(a)
For the correct answer:
any two from:
• increase (battery) voltage OR larger current in coil
• increase strength of magnet(ic) field OR strong(er) magnet
• increase number of turns (in coil)
The turning effect (torque) on the coil in a d.c. motor increases when either the current, the magnetic field strength, or the number of turns on the coil is increased. A larger current creates a stronger force on the wire, a stronger magnetic field exerts a greater force, and more turns means the force is multiplied across a longer length of wire, all resulting in faster rotation.
(b)
For the correct answer:
440 turns
Using the transformer equation $\frac{V_{\mathrm{p}}}{V_{\mathrm{s}}} = \frac{N_{\mathrm{p}}}{N_{\mathrm{s}}}$, where $V_{\mathrm{p}} = 220\, \mathrm{V}$, $V_{\mathrm{s}} = 120\, \mathrm{V}$, and $N_{\mathrm{p}} = 800$ turns.

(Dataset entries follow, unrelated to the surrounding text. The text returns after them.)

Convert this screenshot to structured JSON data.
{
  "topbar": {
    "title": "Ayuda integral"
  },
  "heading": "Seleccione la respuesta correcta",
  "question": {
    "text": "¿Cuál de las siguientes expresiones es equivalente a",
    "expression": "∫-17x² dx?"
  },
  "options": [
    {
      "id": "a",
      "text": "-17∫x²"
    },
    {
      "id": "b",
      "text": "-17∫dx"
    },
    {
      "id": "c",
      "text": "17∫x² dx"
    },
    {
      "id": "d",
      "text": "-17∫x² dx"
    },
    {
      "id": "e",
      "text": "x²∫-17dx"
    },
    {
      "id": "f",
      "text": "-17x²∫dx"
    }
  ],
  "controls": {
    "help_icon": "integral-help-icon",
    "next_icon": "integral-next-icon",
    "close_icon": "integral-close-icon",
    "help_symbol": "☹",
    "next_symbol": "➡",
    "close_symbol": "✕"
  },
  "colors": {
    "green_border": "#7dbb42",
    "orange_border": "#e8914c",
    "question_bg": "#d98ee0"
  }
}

Rearranging for $N_{\mathrm{s}}$ gives $N_{\mathrm{s}} = N_{\mathrm{p}} \times \frac{V_{\mathrm{s}}}{V_{\mathrm{p}}} = 800 \times \frac{120}{220} \approx 436.36$. Rounding to the nearest whole number of turns yields $440$ turns (or $436$ depending on strict rounding). The calculation demonstrates the step-down relationship between primary and secondary coils.
(c)
For the correct answer:
any two from:
• large current (in fuse)
• (causes) fuse to melt
• isolating appliance from supply OR prevents/stops current in appliance
A fuse contains a thin metal wire designed to melt and break the circuit if the current exceeds a safe level. When a fault causes a large surge of current, the wire heats up rapidly due to its resistance, melts, and creates an open circuit. This disconnects the appliance from the mains supply, preventing overheating, damage to the appliance, or potential electrical fires.